Tom Holland, Kevin Feige, Amy Pascal & Tom Rothman Refute Remarks About Superhero Movies Not Being Oscar Worthy

The debate whether or not superhero movies are legitimate cinema has been raging for about as long as Hollywood has been trying to adapt comic books for the big screen. Well, the latest iteration of that old debate got sparked by none other than Oscar-winning director Martin Scorsese, who st off a firestorm in 2019 when he stated that Marvel movies aren't what he considers cinema. Well, now the latest Marvel movie, Spider-Man: No Way Home is out, and not only is it bringing the box office back to life – it's also sparking a discussion of whether or not it's an award-worthy achievement. 

Right now, Spider-Man: No Way Home is on track to make a billion dollars in its first week of release and holds a Rotten Tomatoes score (94%) that's on par or above any of the current crop of award season hopefuls, including acclaimed hits like Spielberg's West Side Story (94%) and Paul Thomas Anderson's Licorice Pizza (92%), or early buzz-generators like King Richard (91%) and Belfast (86%). So if No Way Home is getting both high acclaim and high box office returns, is it not a perfect synthesis of blockbuster entertainment and cinema? 

Some cinephiles would certainly take up arms at the notion that a Spider-Man movie belongs in the same discussion as Oscar winners. However the team behind Spider-Man: No Way Home – including star Tom Holland, producer Amy Pascal, and Sony Pictures head Tom Rothman – have their own rebuttals to that notion: 

"You can ask [Martin] Scorsese 'Would you want to make a Marvel movie?' But he doesn't know what it's like because he's never made one," Tom Holland said to THR. "I've made Marvel movies and I've also made movies that have been in the conversation in the world of the Oscars, and the only difference, really, is one is much more expensive than the other. But the way I break down the character, the way the director etches out the arc of the story and characters — it's all the same, just done on a different scale. So I do think they're real art."

Holland also added that "When you're making these films, you know that good or bad, millions of people will see them, whereas when you're making a small indie film, if it's not very good no one will watch it, so it comes with different levels of pressure. I mean, you can also ask Benedict Cumberbatch or Robert Downey Jr. or Scarlett Johansson — people who have made the kinds of movies that are 'Oscar-worthy' and also made superhero movies — and they will tell you that they're the same, just on a different scale. And there's less Spandex in 'Oscar movies.'"

Holland is being generous there: plenty of Oscar-winning movies have featured people rocking the spandex – just ask the casts of Avatar and/or Rocky. 

spider-man-no-way-home-superhero-movie-oscars-tom-holland-kevin-feige-amy-pascal.jpg

Amy Pascal jumped in, saying that "Just because they're a certain kind of genre doesn't mean they're not quality movies.
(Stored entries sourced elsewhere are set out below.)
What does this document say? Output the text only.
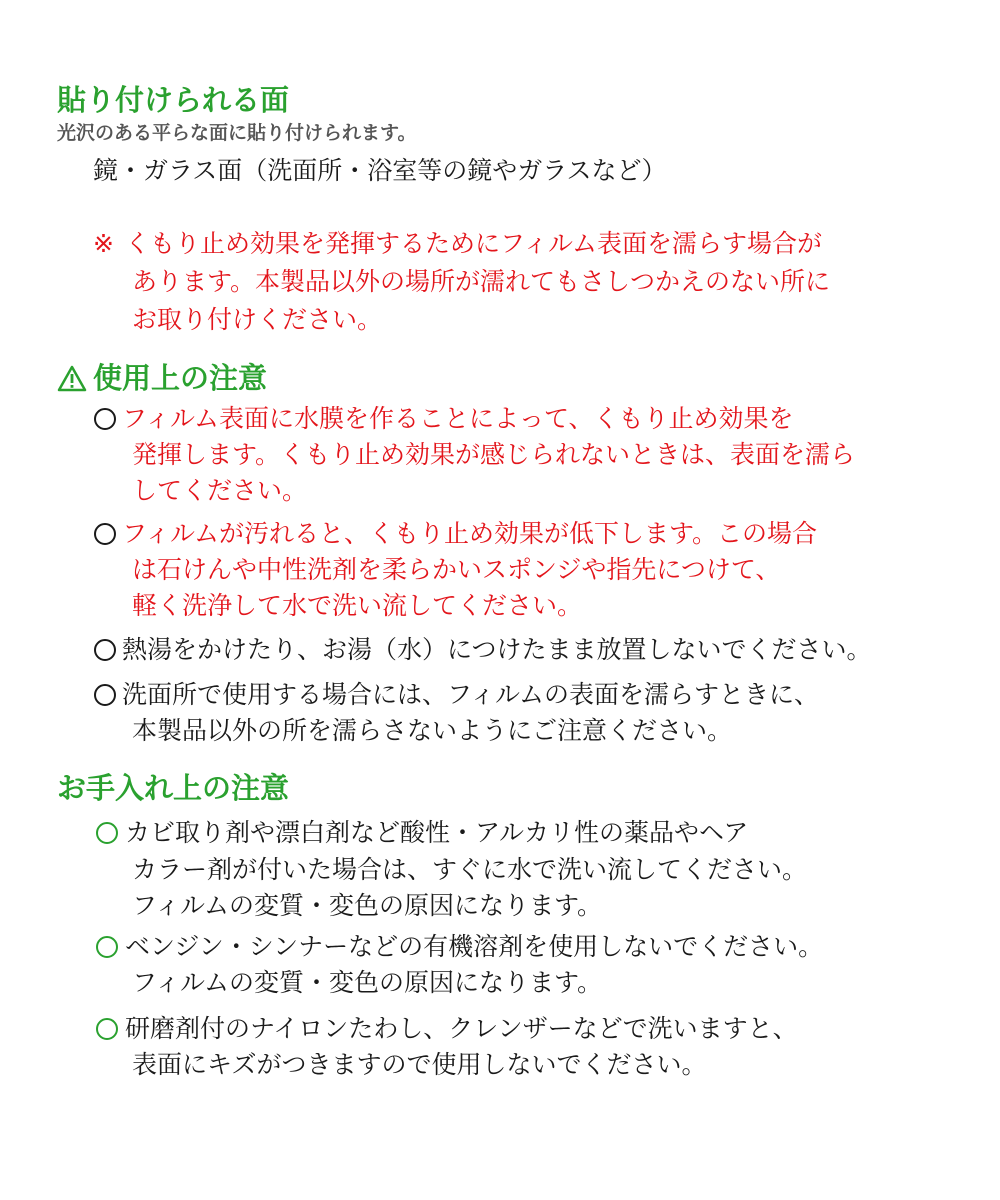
貼り付けられる面
光沢のある平らな面に貼り付けられます。
鏡・ガラス面（洗面所・浴室等の鏡やガラスなど）
※ くもり止め効果を発揮するためにフィルム表面を濡らす場合が
あります。本製品以外の場所が濡れてもさしつかえのない所に
お取り付けください。
使用上の注意
フィルム表面に水膜を作ることによって、くもり止め効果を
発揮します。くもり止め効果が感じられないときは、表面を濡ら
してください。
フィルムが汚れると、くもり止め効果が低下します。この場合
は石けんや中性洗剤を柔らかいスポンジや指先につけて、
軽く洗浄して水で洗い流してください。
熱湯をかけたり、お湯（水）につけたまま放置しないでください。
洗面所で使用する場合には、フィルムの表面を濡らすときに、
本製品以外の所を濡らさないようにご注意ください。
お手入れ上の注意
カビ取り剤や漂白剤など酸性・アルカリ性の薬品やヘア
カラー剤が付いた場合は、すぐに水で洗い流してください。
フィルムの変質・変色の原因になります。
ベンジン・シンナーなどの有機溶剤を使用しないでください。
フィルムの変質・変色の原因になります。
研磨剤付のナイロンたわし、クレンザーなどで洗いますと、
表面にキズがつきますので使用しないでください。
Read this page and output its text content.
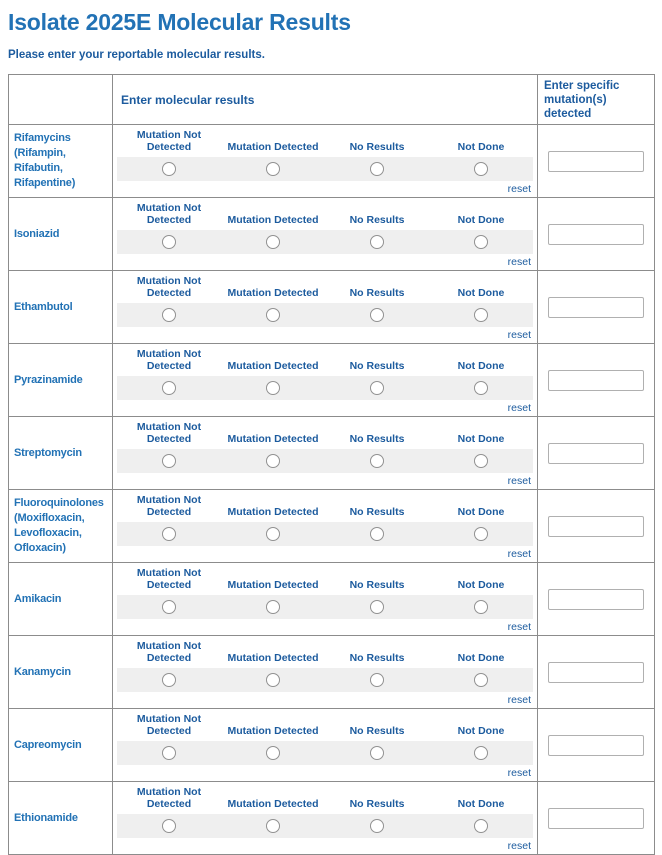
Isolate 2025E Molecular Results
Please enter your reportable molecular results.
	Enter molecular results	Enter specific mutation(s) detected
Rifamycins (Rifampin, Rifabutin, Rifapentine)	Mutation Not Detected Mutation Detected No Results Not Done
reset

Isoniazid	Mutation Not Detected Mutation Detected No Results Not Done
reset

Ethambutol	Mutation Not Detected Mutation Detected No Results Not Done
reset

Pyrazinamide	Mutation Not Detected Mutation Detected No Results Not Done
reset

Streptomycin	Mutation Not Detected Mutation Detected No Results Not Done
reset

Fluoroquinolones (Moxifloxacin, Levofloxacin, Ofloxacin)	Mutation Not Detected Mutation Detected No Results Not Done
reset

Amikacin	Mutation Not Detected Mutation Detected No Results Not Done
reset

Kanamycin	Mutation Not Detected Mutation Detected No Results Not Done
reset

Capreomycin	Mutation Not Detected Mutation Detected No Results Not Done
reset

Ethionamide	Mutation Not Detected Mutation Detected No Results Not Done
reset
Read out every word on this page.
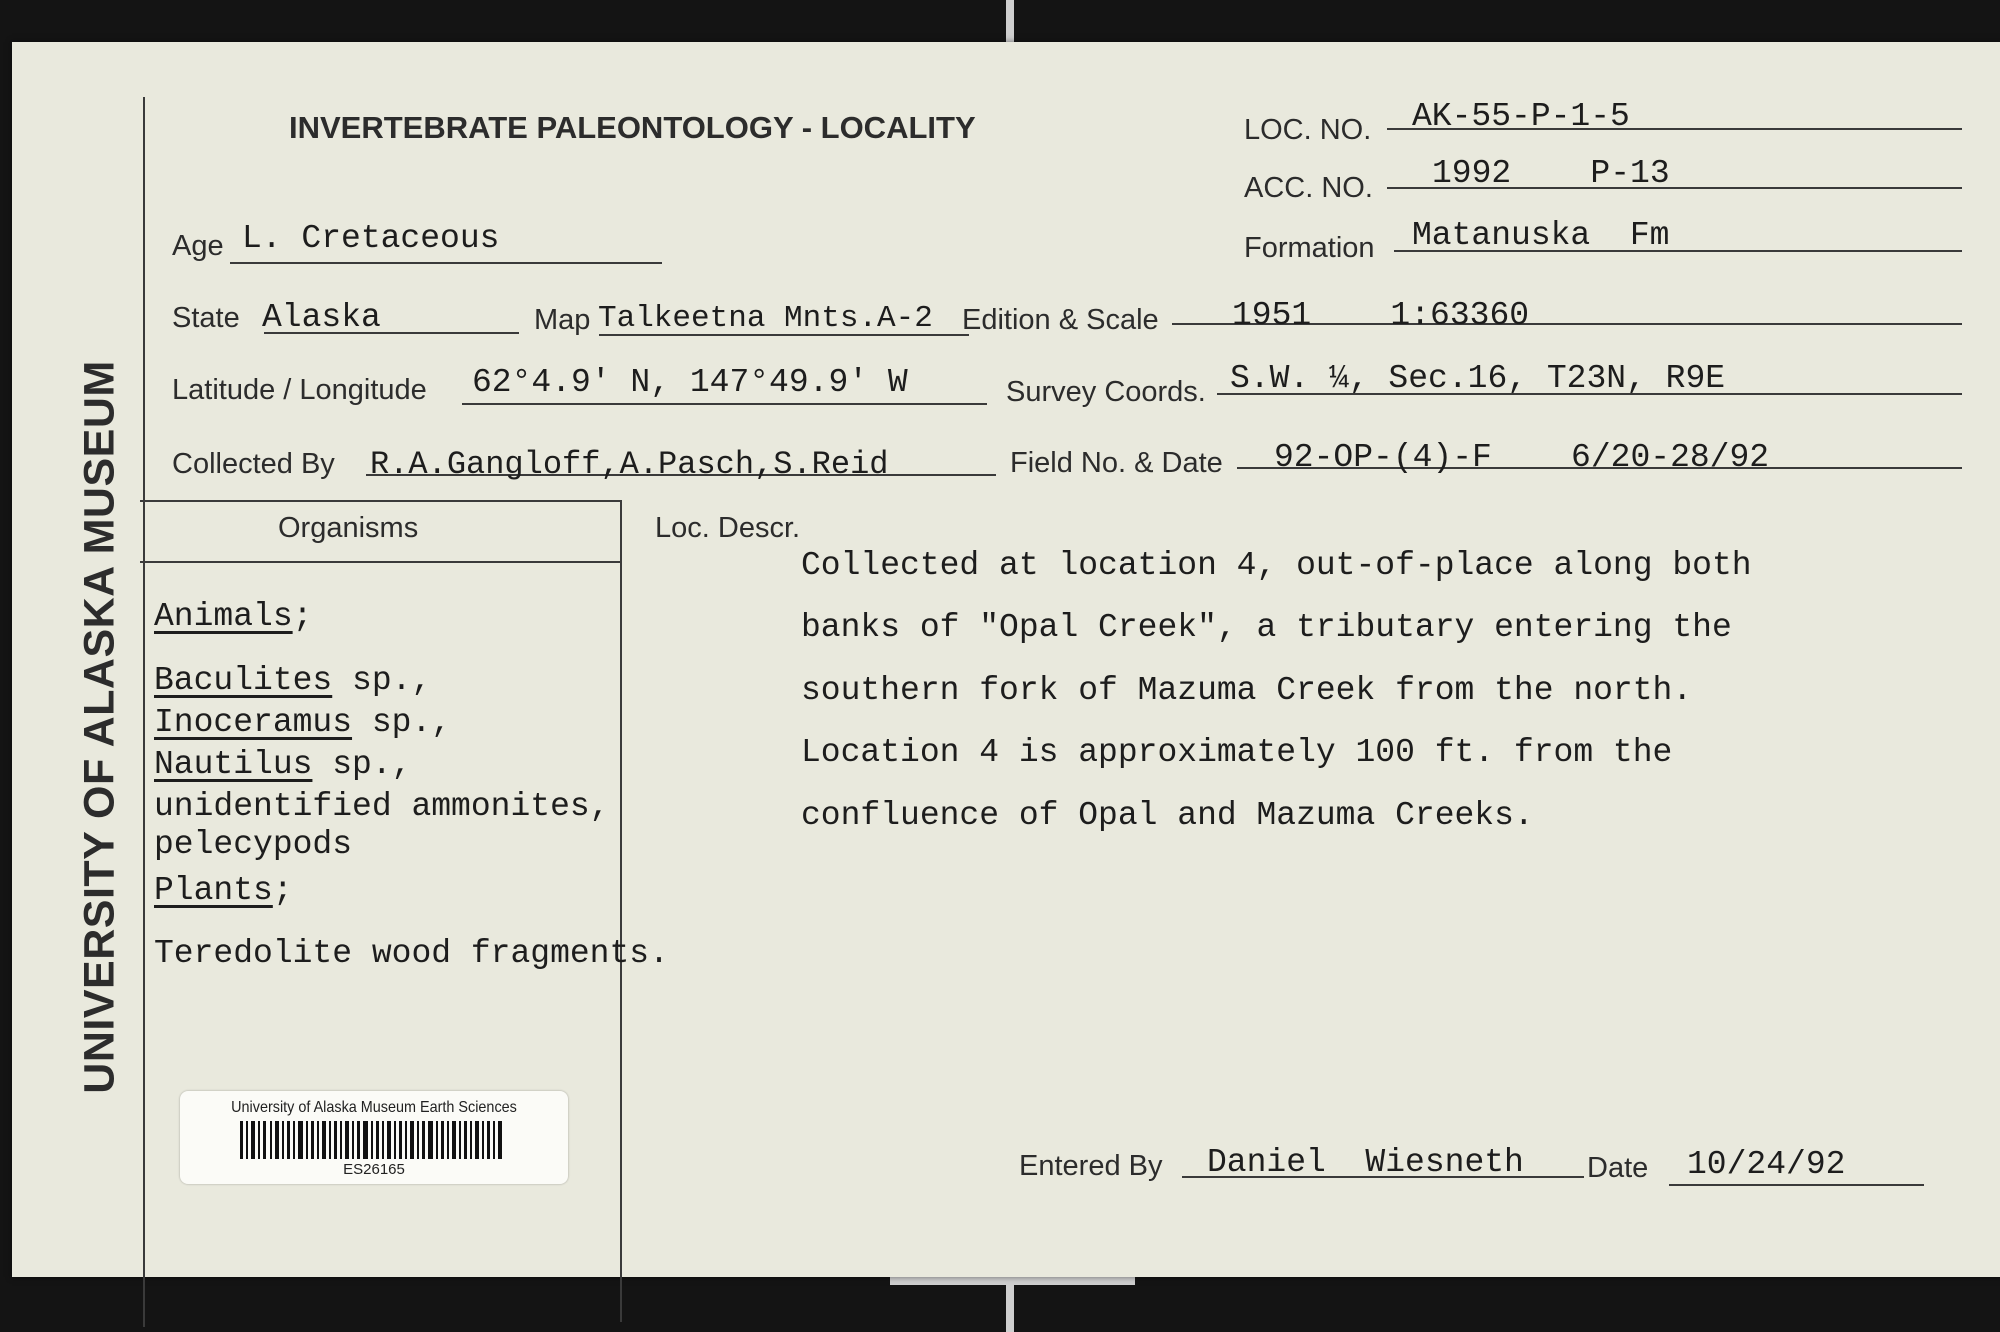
UNIVERSITY OF ALASKA MUSEUM
INVERTEBRATE PALEONTOLOGY - LOCALITY	LOC. NO. AK-55-P-1-5
ACC. NO. 1992    P-13
Age L. Cretaceous	Formation Matanuska  Fm
State Alaska	Map Talkeetna Mnts.A-2 Edition & Scale 1951    1:63360
Latitude / Longitude 62°4.9' N, 147°49.9' W	Survey Coords. S.W. ¼, Sec.16, T23N, R9E
Collected By R.A.Gangloff,A.Pasch,S.Reid	Field No. & Date 92-OP-(4)-F    6/20-28/92
Organisms
Animals;
Baculites sp.,
Inoceramus sp.,
Nautilus sp.,
unidentified ammonites,
pelecypods
Plants;
Teredolite wood fragments.
Loc. Descr.
Collected at location 4, out-of-place along both
banks of "Opal Creek", a tributary entering the
southern fork of Mazuma Creek from the north.
Location 4 is approximately 100 ft. from the
confluence of Opal and Mazuma Creeks.
University of Alaska Museum Earth Sciences
ES26165	Entered By Daniel  Wiesneth Date 10/24/92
We all got in this business to make movies that people want to see, that make people feel things, and I think this movie legitimately does that."

Tom Rothman was actually one of the top execs at Fox when James Cameron brought back a billion dollars and armfuls of Oscars for both Titanic and Avatar, so he knows from experience how commercial success and awards acclaim can go hand-and-hand:

"Quality commerciality is really hard to do. No Way Home is superb filmmaking. And this is what the Academy needs to stay connected to." Rothman said. As an added flex he reminds people that in addition to making billion-dollar blockbusters, he's also the man behind one of the most sucessful indie movie ventures out there: "I'm Mr. Fox Searchlight, right? I love art films! I think it's fabulous that art films are now recognized [at the Oscars] to the degree that they are — but not to the exclusion of quality commercial cinema."

Finally, the closer himself, Marvel Studios head Kevin Feige, weighed in, saying "I think both of these types of films deserve recognition... It's a good thing when people are in a theater and they stand up and cheer. It's a good thing when people are wiping tears because they're thinking back on their last 20 years of moviegoing and what it has meant to them. That, to me, is a very good thing — the sort of thing the Academy was founded, back in the day, to recognize."

WOW. If you didn't know that Kevin Feige is a Jedi Master of media training, there you go. He just made the most legitimate argument for Marvel to get Oscars we've heard yet. 

Spider-Man: No Way Home is now in theaters.